The Concept of Jewish Music

The Concept of Jewish Music

From the Summer 1954 issue

Extract

Sex, money and nationality (plus politics) are amongst the few aspects of civilization for or against which man is prepared to do everything: the most moral will be prepared to kill (for the most moral reasons), and even the most intelligent will cheerfully commit their original sin, which is stupidity. During the last fifty years or so, depth-psychology has unearthed the determinants of this somewhat disquieting state of affairs: whenever primitive (infantile) complexes are excited, a terrific amount of infantile, instinctual energy is liable to break through into thought and action, giving itself a rational and/or ethical appearance in order to pass the censorship of the conscious mind. So far as national feeling is concerned, it has to be realized that national (and also, incidentally, some religious) groups tend to assume the significance of comparatively primitive family substitutes, fatherlands or mother-countries as the case may be, and our attitude towards them is determined by the unresolved family complexes of our childhood. We are all children in the face of the group, though some of us grow up behind its back, compared with individual behaviour, there is no state in this world which behaves maturely (nor, of course, do the anarchists, who have their own primitive family).

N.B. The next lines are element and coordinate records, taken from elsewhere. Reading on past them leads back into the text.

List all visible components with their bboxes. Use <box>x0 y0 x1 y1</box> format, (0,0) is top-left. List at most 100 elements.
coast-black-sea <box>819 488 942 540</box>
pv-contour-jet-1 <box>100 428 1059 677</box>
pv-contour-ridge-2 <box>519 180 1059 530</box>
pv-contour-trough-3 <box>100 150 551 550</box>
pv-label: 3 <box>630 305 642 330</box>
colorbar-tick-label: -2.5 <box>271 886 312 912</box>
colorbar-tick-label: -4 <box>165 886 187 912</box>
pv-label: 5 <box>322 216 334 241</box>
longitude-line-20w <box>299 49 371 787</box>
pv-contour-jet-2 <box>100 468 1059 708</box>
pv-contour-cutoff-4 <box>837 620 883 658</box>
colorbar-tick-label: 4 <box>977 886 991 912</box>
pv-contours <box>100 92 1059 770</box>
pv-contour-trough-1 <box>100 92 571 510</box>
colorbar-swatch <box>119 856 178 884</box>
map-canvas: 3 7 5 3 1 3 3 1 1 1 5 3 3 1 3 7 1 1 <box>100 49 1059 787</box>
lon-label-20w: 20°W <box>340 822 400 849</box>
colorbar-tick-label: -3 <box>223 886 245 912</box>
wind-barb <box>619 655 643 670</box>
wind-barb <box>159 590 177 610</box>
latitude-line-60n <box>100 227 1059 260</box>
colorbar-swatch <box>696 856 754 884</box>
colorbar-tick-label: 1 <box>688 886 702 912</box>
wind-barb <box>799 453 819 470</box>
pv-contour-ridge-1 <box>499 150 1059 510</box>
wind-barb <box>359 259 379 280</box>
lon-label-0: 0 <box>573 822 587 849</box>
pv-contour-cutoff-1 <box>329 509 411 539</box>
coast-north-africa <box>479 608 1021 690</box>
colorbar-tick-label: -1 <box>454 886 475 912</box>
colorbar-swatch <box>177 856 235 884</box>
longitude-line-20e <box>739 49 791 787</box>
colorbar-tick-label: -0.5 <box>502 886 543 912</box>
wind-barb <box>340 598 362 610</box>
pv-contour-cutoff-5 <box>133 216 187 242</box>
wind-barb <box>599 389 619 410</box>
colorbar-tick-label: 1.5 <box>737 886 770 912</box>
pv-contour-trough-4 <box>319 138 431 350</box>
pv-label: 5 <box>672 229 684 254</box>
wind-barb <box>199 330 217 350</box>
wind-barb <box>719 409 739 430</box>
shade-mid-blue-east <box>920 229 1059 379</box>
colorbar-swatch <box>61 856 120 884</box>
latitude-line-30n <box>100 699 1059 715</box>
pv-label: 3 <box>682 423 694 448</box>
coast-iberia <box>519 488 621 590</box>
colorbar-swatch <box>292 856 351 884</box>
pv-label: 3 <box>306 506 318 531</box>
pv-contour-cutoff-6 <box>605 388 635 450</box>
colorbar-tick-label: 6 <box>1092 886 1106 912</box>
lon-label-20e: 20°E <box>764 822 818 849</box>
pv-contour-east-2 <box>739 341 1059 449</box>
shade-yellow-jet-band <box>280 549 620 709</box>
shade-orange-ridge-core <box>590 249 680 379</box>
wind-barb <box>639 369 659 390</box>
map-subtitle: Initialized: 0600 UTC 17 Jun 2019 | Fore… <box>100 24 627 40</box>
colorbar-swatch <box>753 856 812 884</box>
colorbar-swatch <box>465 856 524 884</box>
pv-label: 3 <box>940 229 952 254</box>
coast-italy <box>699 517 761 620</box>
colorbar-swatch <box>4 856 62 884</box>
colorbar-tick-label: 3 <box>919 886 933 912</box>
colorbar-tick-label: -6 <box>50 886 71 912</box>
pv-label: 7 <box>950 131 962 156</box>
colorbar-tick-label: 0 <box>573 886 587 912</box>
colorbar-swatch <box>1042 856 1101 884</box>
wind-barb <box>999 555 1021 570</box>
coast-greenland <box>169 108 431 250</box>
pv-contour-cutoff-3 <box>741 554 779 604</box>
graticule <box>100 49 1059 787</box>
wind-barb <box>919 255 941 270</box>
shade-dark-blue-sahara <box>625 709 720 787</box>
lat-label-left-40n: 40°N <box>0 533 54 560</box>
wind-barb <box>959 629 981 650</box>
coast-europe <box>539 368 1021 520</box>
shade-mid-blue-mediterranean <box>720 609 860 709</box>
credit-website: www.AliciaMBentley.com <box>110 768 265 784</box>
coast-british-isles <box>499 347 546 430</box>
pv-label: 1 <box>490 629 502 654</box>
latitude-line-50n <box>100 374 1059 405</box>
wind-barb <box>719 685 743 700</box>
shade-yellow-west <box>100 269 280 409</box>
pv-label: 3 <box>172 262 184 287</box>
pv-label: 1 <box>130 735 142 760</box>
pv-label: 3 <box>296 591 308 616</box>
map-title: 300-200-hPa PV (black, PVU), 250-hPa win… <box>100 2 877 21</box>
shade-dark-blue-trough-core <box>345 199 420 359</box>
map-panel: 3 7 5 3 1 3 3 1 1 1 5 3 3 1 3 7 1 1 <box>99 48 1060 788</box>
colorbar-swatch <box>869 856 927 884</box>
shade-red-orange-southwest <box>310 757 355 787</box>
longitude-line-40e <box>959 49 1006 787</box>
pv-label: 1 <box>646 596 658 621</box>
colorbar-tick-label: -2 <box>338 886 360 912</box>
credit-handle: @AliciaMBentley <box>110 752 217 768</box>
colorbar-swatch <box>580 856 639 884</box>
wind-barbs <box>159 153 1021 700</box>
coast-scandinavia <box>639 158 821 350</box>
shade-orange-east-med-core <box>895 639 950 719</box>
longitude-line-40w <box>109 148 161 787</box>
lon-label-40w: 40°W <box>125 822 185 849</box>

All this by way of initial insult to everyone who talks about Jewish music, including myself. The concept of “national” music is the vaguest in the critical vocabulary—an eternal example of special pleading on all sides, left, right and (all-pervadingly) wrong. Artistically, “nationality” means little except that a composer may be inspired by his national group (or, for that matter, by a potato). Many composers are inspired by the idea of love, but artistic evaluation does not therefore bother to distinguish between love- and hate-music, though there would be a psychological point to the procedure. Needless to add, good things are national characteristics of one’s own country’s music and bad things are characteristic of foreign music: for some decades now, eminent German critics have considered thick textures typically English and eminent English critics have considered thick textures typically German.

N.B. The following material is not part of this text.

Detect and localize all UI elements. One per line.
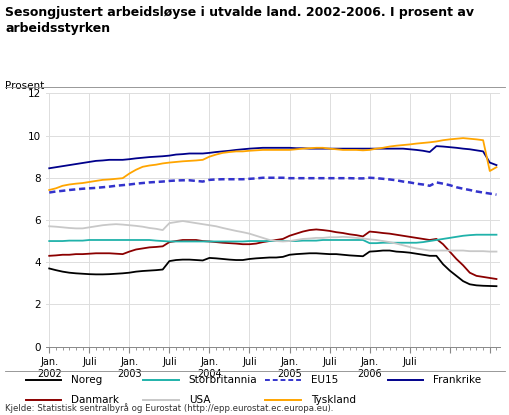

National characteristics as such don’t make a piece of music more valuable; all they can do is limit the geographical extent of its comprehensibility: Vaughan Williams is not easily exportable and E.J. Moeran, I suppose, doesn’t export at all. At the same time, many of the so-called national elements model, pentatonic and so forth, prove, upon analysis, to amount to no more than a sort of international provincialism which a nation is glad to accept from its own composers but not from the all too similar foreigner; Matyas Seiber has recently drawn attention to the fact that the Hungarian Zoltan Koddly and Vaughan Williams are both so thoroughly national that they practically sound alike, and Schoenberg, talking of “a great number of composers of various… nationalities”, has observed that “astonishingly, each considers it his national style, though different nationalities write the same. It is the true internationalism of music in our time.”

The concept of “Jewish” music is yet more complicated than that of “Hungarian” or “English” music, for the Jews are a complex group, not simply a nation. A theoretical tour de force, of course, like Rothmiiller’s in his engrossing and often penetrating Music of the Jews, can arrive at a clear idea of what “Jewish music” is, or at any rate what the author wants it to be, but only at the expense of scientific realism: he excludes composers like Mahler and Schoenberg (of whose Jewish a cappella choruses, one of them dedicated to Israel and published by Israeli Music Publications, he seems, incidentally, unaware), from the Jewish realm because their Jewish characteristics are found outside Jewry, but so are Jewish noses. As for his analysis of Jewish traits proper, I should be prepared to teach a moderately gifted Gentile musician within a week how to compose music which, by Rothmiiller’s analytical criteria, would be Jewish: it would all be a matter of naturally applying a selection of devices, such as throwing in a couple of augmented seconds between the 3rd and 4th and the 6th and 7th degree of the scale.

Scientifically (as distinct from artistically), the problem of Jewish music is of fascinating interest, and it can only be solved by an approach that is both musical and scientific. In particular, one will have to apply the findings of group psychology and go into the question of the often cheerful (as opposed to guilty) Jewish oedipus complex, which seems to endow the music of such composers as Gershwin and Oscar Strauss with a peculiarly happy kind of nostalgia: one will have to study the musical manifestations of Jewish irony which links such vastly different composers as Maller, Schoenberg and Strauss; and one will have to solve the problem of musical ta’am.

I have purposely chosen composers who are expelled from Rothmiiller’s paradise (Gershwin and Strauss are not even mentioned) in order to arrive at the victorious conclusion that I don’t know what Jewish music is. What I do know is that all available definitions are variations on one or the other kindergarten wish-fulfilment. Not that I don’t get my own infantile joys out of my superior ignorance.